Copy On Write(写时复制)是在编程中比较常见的一个技术,面试中也会偶尔出现(好像Java中就经常有字符串写时复制的笔试题),今天在看《More Effective C++》的引用计数时就讲到了Copy On Write——写时复制。下面简单介绍下Copy On Write(写时复制),我们假设STL中的string支持写时复制(只是假设,具体未经考证,这里以Mircosoft Visual Studio 6.0为例,如果有兴趣,可以自己翻阅源码)
Copy On Write(写时复制)的原理是什么?
有一定经验的程序员应该都知道Copy On Write(写时复制)使用了“引用计数”,会有一个变量用于保存引用的数量。当第一个类构造时,string的构造函数会根据传入的参数从堆上分配内存,当有其它类需要这块内存时,这个计数为自动累加,当有类析构时,这个计数会减一,直到最后一个类析构时,此时的引用计数为1或是0,此时,程序才会真正的Free这块从堆上分配的内存。
引用计数就是string类中写时才拷贝的原理!
什么情况下触发Copy On Write(写时复制)
很显然,当然是在共享同一块内存的类发生内容改变时,才会发生Copy On Write(写时复制)。比如string类的[]、=、+=、+等,还有一些string类中诸如insert、replace、append等成员函数等,包括类的析构时。
示例代码:
// 作者:代码疯子
// 博客:http://www.programlife.net/
// 引用计数 & 写时复制
#include <iostream>
#include <string>
using namespace std;
int main(int argc, char **argv)
{
string sa = "Copy on write";
string sb = sa;
string sc = sb;
printf("sa char buffer address: 0x%08X\n", sa.c_str());
printf("sb char buffer address: 0x%08X\n", sb.c_str());
printf("sc char buffer address: 0x%08X\n", sc.c_str());
sc = "Now writing...";
printf("After writing sc:\n");
printf("sa char buffer address: 0x%08X\n", sa.c_str());
printf("sb char buffer address: 0x%08X\n", sb.c_str());
printf("sc char buffer address: 0x%08X\n", sc.c_str());
return 0;
}
输出结果如下(VC 6.0):
可以看到,VC6里面的string是支持写时复制的,但是我的Visual Studio 2008就不支持这个特性(Debug和Release都是):
拓展阅读:(摘自《Windows Via C/C++》5th Edition,不想看英文可以看中文的PDF,中文版第442页)

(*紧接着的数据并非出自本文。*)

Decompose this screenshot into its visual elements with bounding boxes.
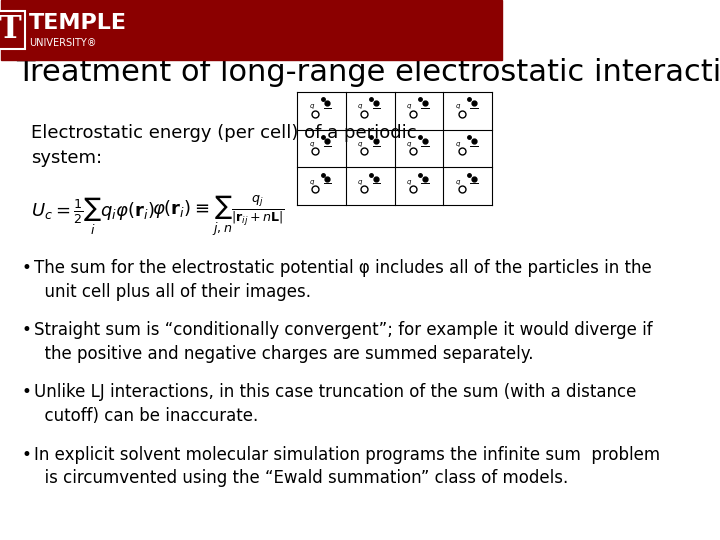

Static Data Is Not Shared by Multiple Instances of an Executable or a DLL
When you create a new process for an application that is already running, the system simply opens another memory-mapped view of the file-mapping object that identifies the executable file’s image and creates a new process object and a new thread object (for the primary thread). The system also assigns new process and thread IDs to these objects. By using memory-mapped files, multiple running instances of the same application can share the same code and data in RAM.
Note one small problem here. Processes use a flat address space. When you compile and link your program, all the code and data are thrown together as one large entity. The data is separated from the code but only to the extent that it follows the code in the .exe file. (See the following note for more detail.) The following illustration shows a simplified view of how the code and data for an application are loaded into virtual memory and then mapped into an application’s address space.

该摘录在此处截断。